As awareness continues to grow about the impacts of business on people and the environment around the world, companies and trade organizations resort to the old argument that stricter environmental regulations would stymie the economy. Truth be told, studies show that this argument is simply not the case.
In an effort to refrain from having to adapt their products, industry groups frequently overestimate the costs of adapting to legislation that is more protective of people and the environment, and underestimate the anticipated profits.
As a case in point, ChemSec’s report Cry Wolf uses past experiences with public health and environmental policy adaptations to show the fallacy of this argument. ChemSec compares initial industry estimates for the cost of the legislation born by industry against the actual costs incurred. The results clearly indicate industry’s tendency to “cry wolf” when the pastures really are quite safe. The research shows that the economy is much more innovative and adaptive to progressive change than industry is willing to admit and project.
According to ChemSec, industries resist “wolf-ish” regulations by:
- developing static, limited cost models
- ignoring cost reductions that accompany regulation compliance
- underestimating benefits under new policies
Among a number of examples that Cry Wolf investigates is the financial impact of pesticide regulations on farmers — a timely topic in the midst of the current US-EU trade agreement negotiations underway in which the pesticide industry proposes to use the trade deal to lower levels of protection. Numerous chemicals used in pesticides have been linked to harmful effects on human and environmental health; particularly worrisome are endocrine (hormone) disrupting chemicals (EDCs), which interfere with the normal function of the endocrine system, and are linked to adverse effects on the reproductive, cognitive, metabolic, and respiratory systems, among others. Also of concern are carcinogens and toxic pollutants, for their health impacts and the ecological damage caused by irrigation run-off. Evidence shows that industry is trying to exploit differences on both sides of the Atlantic to weaken protections (see Toxic Partnership and Lowest Common Denominator).
Pesticide manufacturers are, predictably, wary of new regulations on the products that they sell. Their lobbying efforts typically include predictions of enormous crop losses that would, in their view, manifest if agricultural producers could not use the hazardous pesticides that they sell. CropLife America and ECPA estimated that bans on 37 EDCs would result in fiscal losses for the US amounting to over $4 billion. Both our Lowest Common Denominator report and Cry Wolf note that industry estimates do not, however, give consideration to environmentally-friendly practices such as crop rotation, balanced fertilization, or introduction of beneficial organisms.
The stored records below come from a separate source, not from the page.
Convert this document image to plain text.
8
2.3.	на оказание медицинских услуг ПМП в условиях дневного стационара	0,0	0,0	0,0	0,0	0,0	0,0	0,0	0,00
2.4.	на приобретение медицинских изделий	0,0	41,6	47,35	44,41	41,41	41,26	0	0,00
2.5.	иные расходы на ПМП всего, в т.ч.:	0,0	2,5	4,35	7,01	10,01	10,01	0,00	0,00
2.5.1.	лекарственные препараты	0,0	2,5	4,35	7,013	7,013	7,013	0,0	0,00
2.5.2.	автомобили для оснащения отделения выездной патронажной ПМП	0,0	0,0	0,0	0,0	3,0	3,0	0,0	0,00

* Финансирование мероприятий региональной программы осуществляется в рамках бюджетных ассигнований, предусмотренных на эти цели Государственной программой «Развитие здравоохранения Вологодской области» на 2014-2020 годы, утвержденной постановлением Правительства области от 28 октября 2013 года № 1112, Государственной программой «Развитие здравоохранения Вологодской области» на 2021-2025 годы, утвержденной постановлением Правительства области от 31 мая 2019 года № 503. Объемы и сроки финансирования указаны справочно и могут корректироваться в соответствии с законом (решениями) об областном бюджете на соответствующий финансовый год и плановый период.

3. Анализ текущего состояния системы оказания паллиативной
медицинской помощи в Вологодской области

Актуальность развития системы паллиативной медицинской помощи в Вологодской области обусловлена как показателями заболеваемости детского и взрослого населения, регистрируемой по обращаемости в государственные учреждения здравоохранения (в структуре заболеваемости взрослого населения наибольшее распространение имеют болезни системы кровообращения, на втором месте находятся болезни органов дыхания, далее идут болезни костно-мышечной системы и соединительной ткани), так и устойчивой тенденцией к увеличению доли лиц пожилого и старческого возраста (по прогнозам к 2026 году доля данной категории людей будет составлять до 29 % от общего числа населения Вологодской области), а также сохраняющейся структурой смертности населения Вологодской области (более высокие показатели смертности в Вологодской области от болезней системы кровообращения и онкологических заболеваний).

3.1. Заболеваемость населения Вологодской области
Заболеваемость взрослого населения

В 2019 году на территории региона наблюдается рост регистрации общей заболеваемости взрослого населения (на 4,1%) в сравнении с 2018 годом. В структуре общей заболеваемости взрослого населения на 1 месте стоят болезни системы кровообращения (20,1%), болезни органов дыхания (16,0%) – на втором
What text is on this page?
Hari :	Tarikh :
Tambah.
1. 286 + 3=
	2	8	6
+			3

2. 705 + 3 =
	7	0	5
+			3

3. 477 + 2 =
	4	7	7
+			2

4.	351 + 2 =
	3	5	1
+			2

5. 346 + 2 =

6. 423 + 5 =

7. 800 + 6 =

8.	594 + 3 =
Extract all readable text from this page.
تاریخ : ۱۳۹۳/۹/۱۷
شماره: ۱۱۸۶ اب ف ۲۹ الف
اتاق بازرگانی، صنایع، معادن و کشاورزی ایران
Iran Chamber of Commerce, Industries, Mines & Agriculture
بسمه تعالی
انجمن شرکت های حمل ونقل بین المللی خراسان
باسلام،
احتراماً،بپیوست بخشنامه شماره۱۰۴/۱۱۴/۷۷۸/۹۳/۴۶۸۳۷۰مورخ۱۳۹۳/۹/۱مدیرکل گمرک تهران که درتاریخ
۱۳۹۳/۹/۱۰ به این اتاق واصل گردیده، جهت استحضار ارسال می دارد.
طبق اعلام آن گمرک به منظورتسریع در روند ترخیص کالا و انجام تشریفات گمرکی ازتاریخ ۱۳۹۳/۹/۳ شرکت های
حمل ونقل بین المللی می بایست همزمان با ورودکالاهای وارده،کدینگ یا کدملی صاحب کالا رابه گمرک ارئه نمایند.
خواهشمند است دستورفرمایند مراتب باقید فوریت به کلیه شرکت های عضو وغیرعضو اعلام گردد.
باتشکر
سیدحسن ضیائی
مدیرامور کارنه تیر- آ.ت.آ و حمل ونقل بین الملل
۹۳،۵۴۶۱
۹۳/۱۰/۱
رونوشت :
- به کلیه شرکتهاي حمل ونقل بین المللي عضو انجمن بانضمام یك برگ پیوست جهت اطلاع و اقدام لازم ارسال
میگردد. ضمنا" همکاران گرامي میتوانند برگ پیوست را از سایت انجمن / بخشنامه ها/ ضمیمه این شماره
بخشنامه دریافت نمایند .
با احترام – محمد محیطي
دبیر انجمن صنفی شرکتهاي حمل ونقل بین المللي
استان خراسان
Further, they neglect to imagine that stricter laws foster innovation and encourage discovery of new, safer alternatives.
As an example, ChemSec cites the British Pesticide Industry’s (BPI) projection of a 20-30% yield loss in cereals as a result of European Commission (EC) regulations adopted in 2009. The BPI estimated that the laws would effectively cut the number of pesticides available for authorized use by 15%. The result? Hardly any pesticides were banned as a result of the EC regulation AND, thanks to an increase in ecological efforts in chemical development, farmers actually saw a 60% increase in the number of available pesticides from 2010 – 2014.
Of course, Cry Wolf is only the latest chapter in this popular saga. In 2013, CIEL released Driving Innovation: How stronger laws help bring safer chemicals to market, wherein we drew the conclusion that, contrary to the industry’s incessant wolf cries, more protective public health and environmental regulations both encourage the development of safer chemicals and also contribute to the creation of new markets for them. This type of innovation toward safer chemicals is key to making global chemical safety more than just a fairy tale kept at bay by industry fear-mongering. Instead, companies should be encouraged to adopt sustainable alternatives to toxic chemicals that will, in actuality, serve their own financial interests in the long-term while simultaneously making our market cleaner and safer for consumers.
Originally posted on March 15, 2015.